I worked at USC Information Sciences Institute and we had a machine shop where we made our own mice and piano keypads.
BillyBrack on April 3, 2008 2:00 PMInstall the mouse drivers, then you can disable that annoying autoscroll.
dave on April 6, 2008 7:57 AMI was recently referred to your site by a friend and have been enjoying reading the archives.
Regarding this article, the only reason I install mouse software is to reprogram the wheel button to paste. For me, it is a standout productivity tool.
David July on May 7, 2008 4:54 PMThe middle-click-to-paste "feature" in X is the most horrible experience I have with Linux, especially when I have a mouse like Intellimouse which has a sensible middle wheel button.
I always accidentally paste random stuff in who-knows-where places in my code while scrolling, and screw it up without even noticing! So damn annoying! What's worse, it's a hardcoded behavior and you can't even choose to turn if off! The only workaround seems to totally disable your middle wheel button. What a horrible horrible decision the xorg folks have made!
I'm surprised there hasn't been more mention of Zoom. Some apps use the wheel button as:
Hold and drag mouse - pans.
Hold and rotate wheel - zooms in or out.
So you can zoom out, pan a large distance, zoom back in, pan a small distance. It's a really quick and convenient way to navigate large documents.

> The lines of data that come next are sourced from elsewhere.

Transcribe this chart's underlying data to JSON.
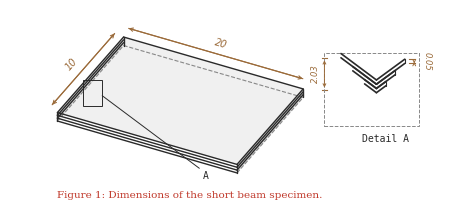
{
  "bg_color": "#ffffff",
  "line_color": "#2a2a2a",
  "dim_color": "#9B6B3A",
  "fig_caption": "Figure 1: Dimensions of the short beam specimen.",
  "caption_color": "#c0392b",
  "detail_label": "Detail A",
  "dim_10": "10",
  "dim_20": "20",
  "dim_203": "2.03",
  "dim_005": "0.05",
  "caption_fontsize": 7.5,
  "detail_fontsize": 7,
  "dim_fontsize": 7
}
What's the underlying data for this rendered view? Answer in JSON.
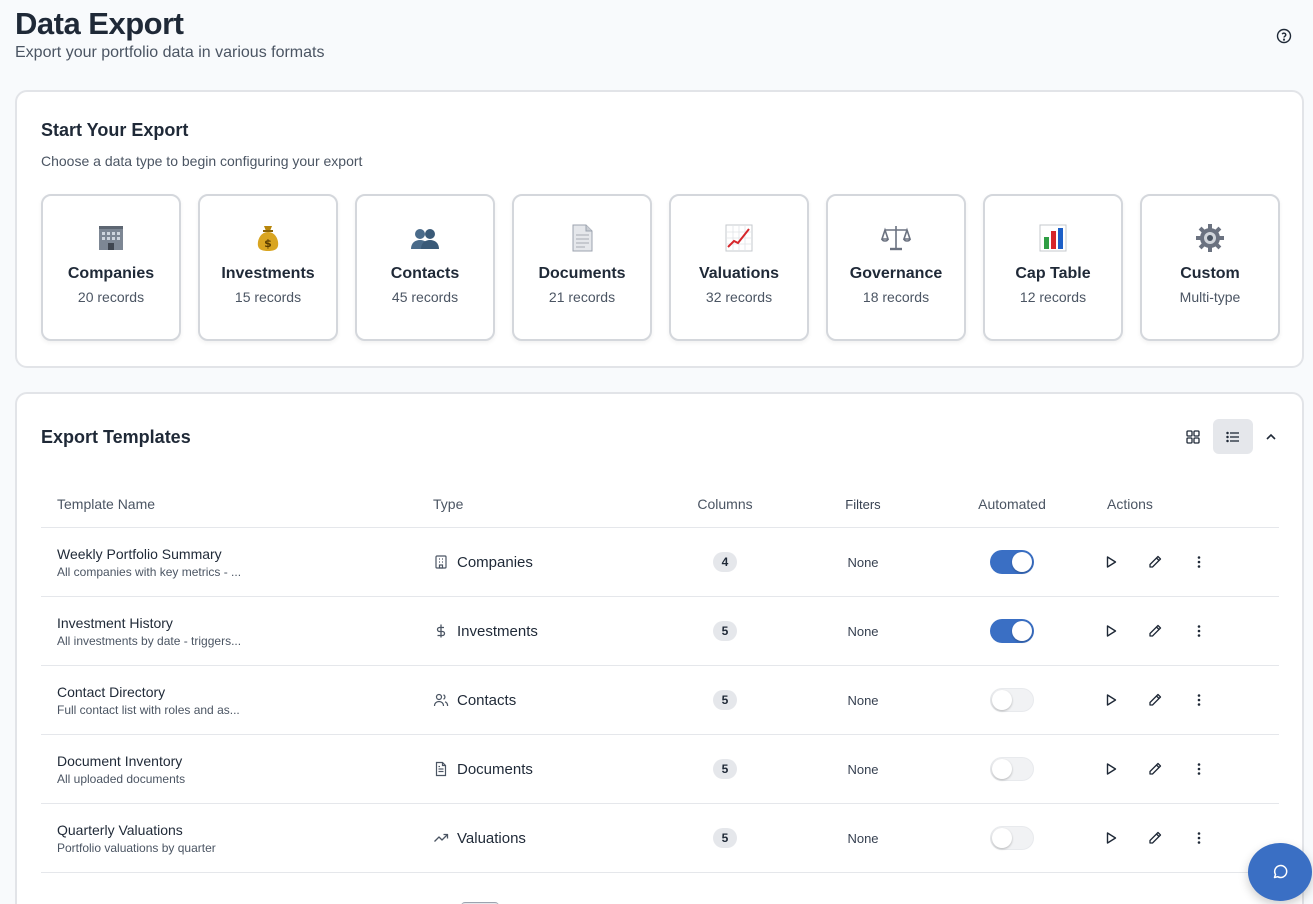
{
  "header": {
    "title": "Data Export",
    "subtitle": "Export your portfolio data in various formats"
  },
  "start": {
    "title": "Start Your Export",
    "subtitle": "Choose a data type to begin configuring your export",
    "types": [
      {
        "name": "Companies",
        "count": "20 records",
        "icon": "building-icon"
      },
      {
        "name": "Investments",
        "count": "15 records",
        "icon": "money-bag-icon"
      },
      {
        "name": "Contacts",
        "count": "45 records",
        "icon": "people-icon"
      },
      {
        "name": "Documents",
        "count": "21 records",
        "icon": "document-icon"
      },
      {
        "name": "Valuations",
        "count": "32 records",
        "icon": "chart-up-icon"
      },
      {
        "name": "Governance",
        "count": "18 records",
        "icon": "scales-icon"
      },
      {
        "name": "Cap Table",
        "count": "12 records",
        "icon": "bar-chart-icon"
      },
      {
        "name": "Custom",
        "count": "Multi-type",
        "icon": "gear-icon"
      }
    ]
  },
  "templates": {
    "title": "Export Templates",
    "columns": {
      "name": "Template Name",
      "type": "Type",
      "cols": "Columns",
      "filters": "Filters",
      "automated": "Automated",
      "actions": "Actions"
    },
    "rows": [
      {
        "title": "Weekly Portfolio Summary",
        "desc": "All companies with key metrics - ...",
        "type": "Companies",
        "type_icon": "building-outline-icon",
        "columns": "4",
        "filters": "None",
        "automated": true
      },
      {
        "title": "Investment History",
        "desc": "All investments by date - triggers...",
        "type": "Investments",
        "type_icon": "dollar-icon",
        "columns": "5",
        "filters": "None",
        "automated": true
      },
      {
        "title": "Contact Directory",
        "desc": "Full contact list with roles and as...",
        "type": "Contacts",
        "type_icon": "users-icon",
        "columns": "5",
        "filters": "None",
        "automated": false
      },
      {
        "title": "Document Inventory",
        "desc": "All uploaded documents",
        "type": "Documents",
        "type_icon": "file-text-icon",
        "columns": "5",
        "filters": "None",
        "automated": false
      },
      {
        "title": "Quarterly Valuations",
        "desc": "Portfolio valuations by quarter",
        "type": "Valuations",
        "type_icon": "trending-up-icon",
        "columns": "5",
        "filters": "None",
        "automated": false
      }
    ]
  },
  "colors": {
    "accent": "#3a6fc4",
    "toggle_off": "#f1f2f4"
  }
}
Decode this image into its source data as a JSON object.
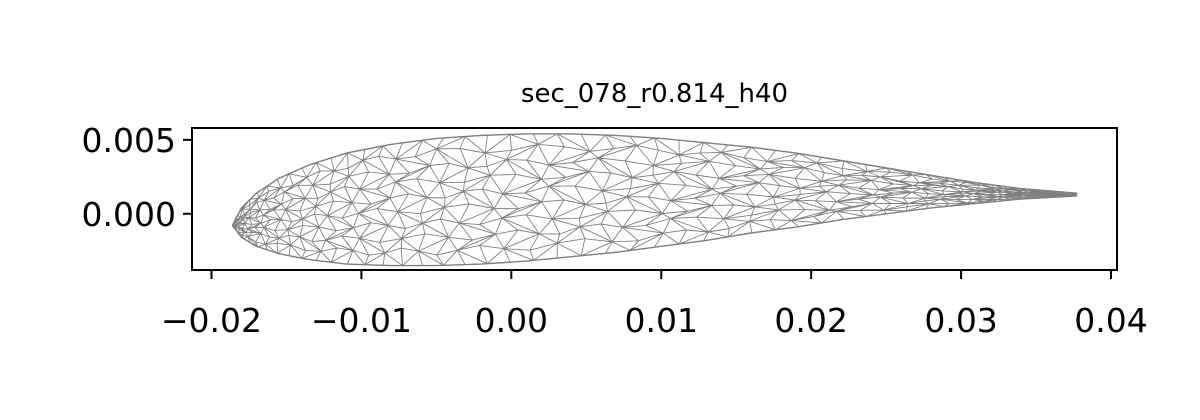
{
  "chart_data": {
    "type": "mesh",
    "title": "sec_078_r0.814_h40",
    "xlabel": "",
    "ylabel": "",
    "xlim": [
      -0.0213,
      0.0404
    ],
    "ylim": [
      -0.0038,
      0.0058
    ],
    "xticks": [
      -0.02,
      -0.01,
      0.0,
      0.01,
      0.02,
      0.03,
      0.04
    ],
    "xtick_labels": [
      "−0.02",
      "−0.01",
      "0.00",
      "0.01",
      "0.02",
      "0.03",
      "0.04"
    ],
    "yticks": [
      0.005,
      0.0
    ],
    "ytick_labels": [
      "0.005",
      "0.000"
    ],
    "grid": false,
    "mesh_color": "#808080",
    "airfoil": {
      "leading_edge": [
        -0.0186,
        -0.0008
      ],
      "trailing_edge": [
        0.0377,
        0.0013
      ],
      "upper_surface": [
        [
          -0.0186,
          -0.0008
        ],
        [
          -0.018,
          0.0004
        ],
        [
          -0.017,
          0.0014
        ],
        [
          -0.0155,
          0.0024
        ],
        [
          -0.0135,
          0.0033
        ],
        [
          -0.011,
          0.0041
        ],
        [
          -0.008,
          0.0047
        ],
        [
          -0.005,
          0.0051
        ],
        [
          -0.002,
          0.0053
        ],
        [
          0.001,
          0.0054
        ],
        [
          0.004,
          0.0054
        ],
        [
          0.007,
          0.0053
        ],
        [
          0.01,
          0.0051
        ],
        [
          0.013,
          0.0048
        ],
        [
          0.016,
          0.0045
        ],
        [
          0.019,
          0.0041
        ],
        [
          0.022,
          0.0036
        ],
        [
          0.025,
          0.0031
        ],
        [
          0.028,
          0.0026
        ],
        [
          0.031,
          0.0021
        ],
        [
          0.034,
          0.0017
        ],
        [
          0.0377,
          0.0014
        ]
      ],
      "lower_surface": [
        [
          -0.0186,
          -0.0008
        ],
        [
          -0.018,
          -0.0016
        ],
        [
          -0.017,
          -0.0022
        ],
        [
          -0.0155,
          -0.0027
        ],
        [
          -0.0135,
          -0.0031
        ],
        [
          -0.011,
          -0.0034
        ],
        [
          -0.008,
          -0.0035
        ],
        [
          -0.005,
          -0.0035
        ],
        [
          -0.002,
          -0.0034
        ],
        [
          0.001,
          -0.0032
        ],
        [
          0.004,
          -0.0029
        ],
        [
          0.007,
          -0.0026
        ],
        [
          0.01,
          -0.0022
        ],
        [
          0.013,
          -0.0018
        ],
        [
          0.016,
          -0.0013
        ],
        [
          0.019,
          -0.0009
        ],
        [
          0.022,
          -0.0004
        ],
        [
          0.025,
          0.0
        ],
        [
          0.028,
          0.0004
        ],
        [
          0.031,
          0.0007
        ],
        [
          0.034,
          0.001
        ],
        [
          0.0377,
          0.0012
        ]
      ]
    }
  }
}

Dave Harris on June 11, 2008 4:31 AMmiddle mouse button = mute wife.
case closed.
JY on June 11, 2008 8:27 AM> Middle-clicking over a link opens it in a new tab
Hey, that's good to know!
David on July 21, 2008 4:34 AMI guess no-one else has used RISC OS then. It was used on Acorn machines, when they were still about (80s-90s). They had three button mice from the start, which were clearly labelled (though not actually on the mouse). From left-to-right:
* Select
* Menu
* Adjust
Select is your normal click, double-click, select, etc. Menu opens the application menu under the cursor (no menus on the screen unless you're using them). Adjust would usually do the opposite of Select. i.e. Adjust-click the up-arrow button next to a number, and the number would decrement.

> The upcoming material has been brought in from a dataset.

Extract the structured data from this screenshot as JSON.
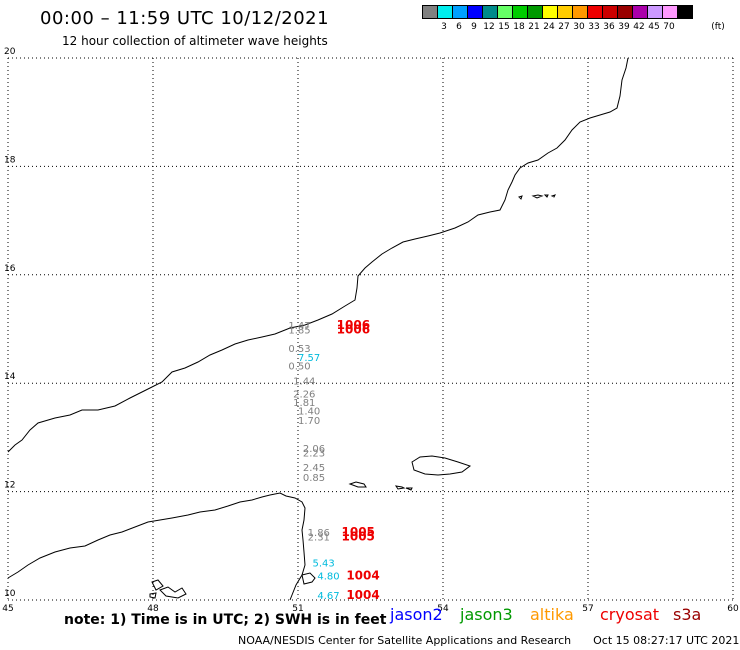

A handy use of Adjust: clicking a menu option with adjust left the menu open. Very useful when you want to check multiple options, so you need only navigate the menu once.
Simple and works well and as expected. How's that for a standard? I guess it'll never take off, as right-click is firmly set as 'context menu' now.
In a lot of design applications (especially those that work in 3d), the middle mouse is assigned the job of navigation, such as rotating the view and moving around.
This use seems consistent with the scroll application in Internet Explorer and Firefox. Additionally, it combines well both thematically and mechanically with the use of the mouse wheel to zoom and/or scroll.
PaleCommander on September 19, 2008 10:36 AMI just removed the autoscroll mode when clicking the middle button in the mouse properties in the control panel (logitech). Just select changing the action of the button to "unassigned". Scrolling with the wheek still works.
SuperSerdo on November 7, 2008 12:53 AMthrowing grenades in call of duty 5
kuba on November 11, 2008 10:46 PMInstall the mouse drivers, then you can disable that annoying autoscroll.